4. Democrats look to sow doubt and derail GOP repeal bid. As Republicans try to get their side together on one page, Democrats are doing their best to voice their complaints about the repeal effort, and looking for any cracks in the Republican coalition that they might exploit. For the most part though, Democrats know they are fighting an uphill battle if Republicans can stick together. "What is being talked about here is essentially tearing the house down," complained Sen. Ron Wyden (D-OR).
5. Making America Sick Again. Get used to that line, because the Democrats are going to use it over and over in coming weeks, trying to riff off the campaign slogan of President-Elect Trump. The first vote this past week on a budget outline in the Senate was a messaging amendment on this exact line, as Sen. Tim Kaine (D-VA) - who ran unsuccessfully with with Hillary Clinton - forced a vote on a non-binding resolution that would block approval of any legislative item that might be "Making America Sick Again." It lost on a 58-42 vote.
6. Will Democrats work with Republicans on reform? Democrats have to make a calculation in coming weeks and months - do they just oppose everything the GOP wants to do on health care reform, or do they see if they can find a way to broker a deal that would improve the current system? It's not an easy answer. President-Elect Trump at one point this past week appealed for a bipartisan deal - but that was a few minutes after he called the Senate Democratic Leader a "clown."

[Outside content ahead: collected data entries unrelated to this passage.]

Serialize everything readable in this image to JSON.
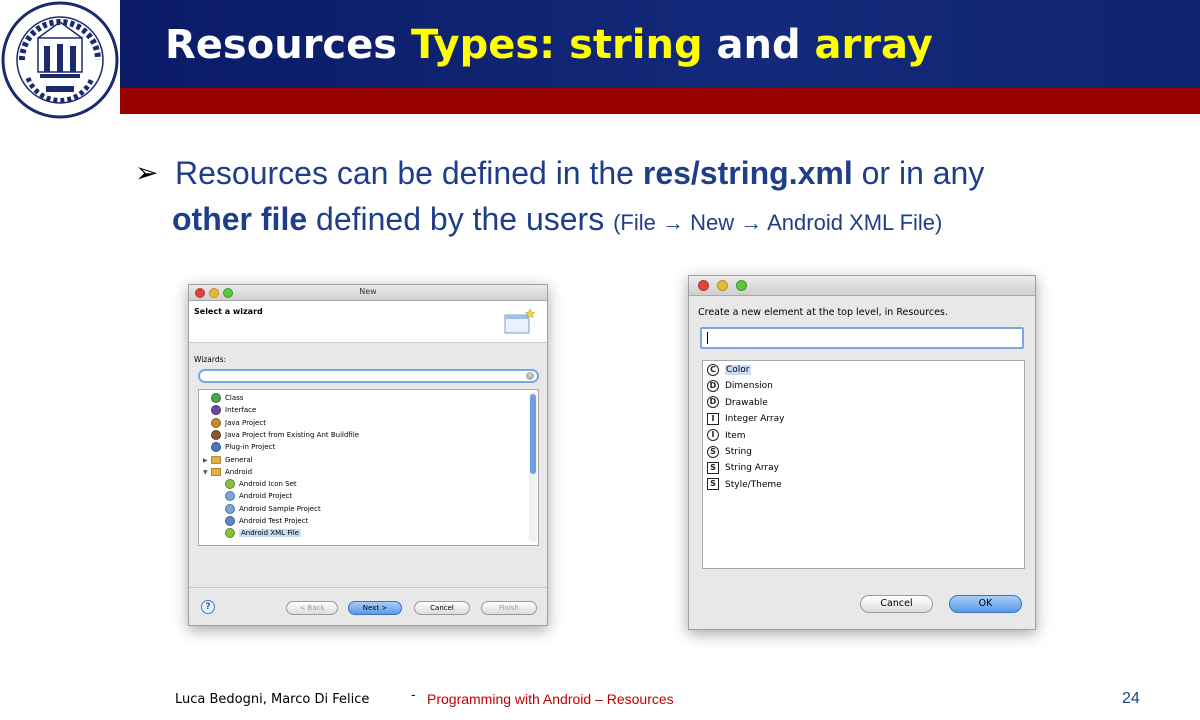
{
  "slide": {
    "title_parts": [
      "Resources ",
      "Types: string",
      " and ",
      "array"
    ],
    "bullet": {
      "line1_a": "Resources can be defined in the ",
      "line1_b": "res/string.xml",
      "line1_c": " or in any",
      "line2_a": "other file",
      "line2_b": " defined by the users ",
      "line2_small": "(File → New → Android XML File)"
    },
    "footer": {
      "authors": "Luca Bedogni, Marco Di Felice",
      "dash": "-",
      "course": "Programming with Android – Resources",
      "page": "24"
    }
  },
  "new_wizard": {
    "title": "New",
    "header": "Select a wizard",
    "wizards_label": "Wizards:",
    "tree": [
      {
        "label": "Class",
        "icon": "class-icon",
        "indent": 0
      },
      {
        "label": "Interface",
        "icon": "interface-icon",
        "indent": 0
      },
      {
        "label": "Java Project",
        "icon": "java-project-icon",
        "indent": 0
      },
      {
        "label": "Java Project from Existing Ant Buildfile",
        "icon": "ant-icon",
        "indent": 0
      },
      {
        "label": "Plug-in Project",
        "icon": "plugin-icon",
        "indent": 0
      },
      {
        "label": "General",
        "icon": "folder-icon",
        "indent": 0
      },
      {
        "label": "Android",
        "icon": "folder-icon",
        "indent": 0
      },
      {
        "label": "Android Icon Set",
        "icon": "android-icon",
        "indent": 1
      },
      {
        "label": "Android Project",
        "icon": "android-project-icon",
        "indent": 1
      },
      {
        "label": "Android Sample Project",
        "icon": "android-sample-icon",
        "indent": 1
      },
      {
        "label": "Android Test Project",
        "icon": "android-test-icon",
        "indent": 1
      },
      {
        "label": "Android XML File",
        "icon": "xml-file-icon",
        "indent": 1
      }
    ],
    "buttons": {
      "back": "< Back",
      "next": "Next >",
      "cancel": "Cancel",
      "finish": "Finish"
    }
  },
  "resources_dialog": {
    "prompt": "Create a new element at the top level, in Resources.",
    "items": [
      {
        "letter": "C",
        "label": "Color",
        "round": true
      },
      {
        "letter": "D",
        "label": "Dimension",
        "round": true
      },
      {
        "letter": "D",
        "label": "Drawable",
        "round": true
      },
      {
        "letter": "I",
        "label": "Integer Array",
        "round": false
      },
      {
        "letter": "I",
        "label": "Item",
        "round": true
      },
      {
        "letter": "S",
        "label": "String",
        "round": true
      },
      {
        "letter": "S",
        "label": "String Array",
        "round": false
      },
      {
        "letter": "S",
        "label": "Style/Theme",
        "round": false
      }
    ],
    "buttons": {
      "cancel": "Cancel",
      "ok": "OK"
    }
  }
}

7. Both sides roll out a host of horror stories. Each party is doing its best to find stories from back home to buttress their arguments for and against changing the Obama health law. For Republicans, it is mainly stories of people paying astronomical amounts for their health insurance, featuring high premiums and high deductibles. For Democrats, they emphasize the threat of people losing their health care coverage, and the stress that brings to their lives. It will be dueling sob stories for months to come.
8. First set of key votes loom next week in Congress. The House and Senate will face their first votes on the "budget resolution" in coming days, the budget blueprint that will lay the groundwork for future votes to repeal parts of the Obama health law. As mentioned above, there are already rumblings from Republicans in both the House and Senate that they might not be on board with what others want to do - watch closely to see how the GOP leadership tries to cajole those lawmakers, and make sure this repeal effort doesn't hit an early pothole.
From my years of covering Capitol Hill, one thing is obvious - this will not be an easy road for the GOP on repeal - and replacement - of the Obama health law.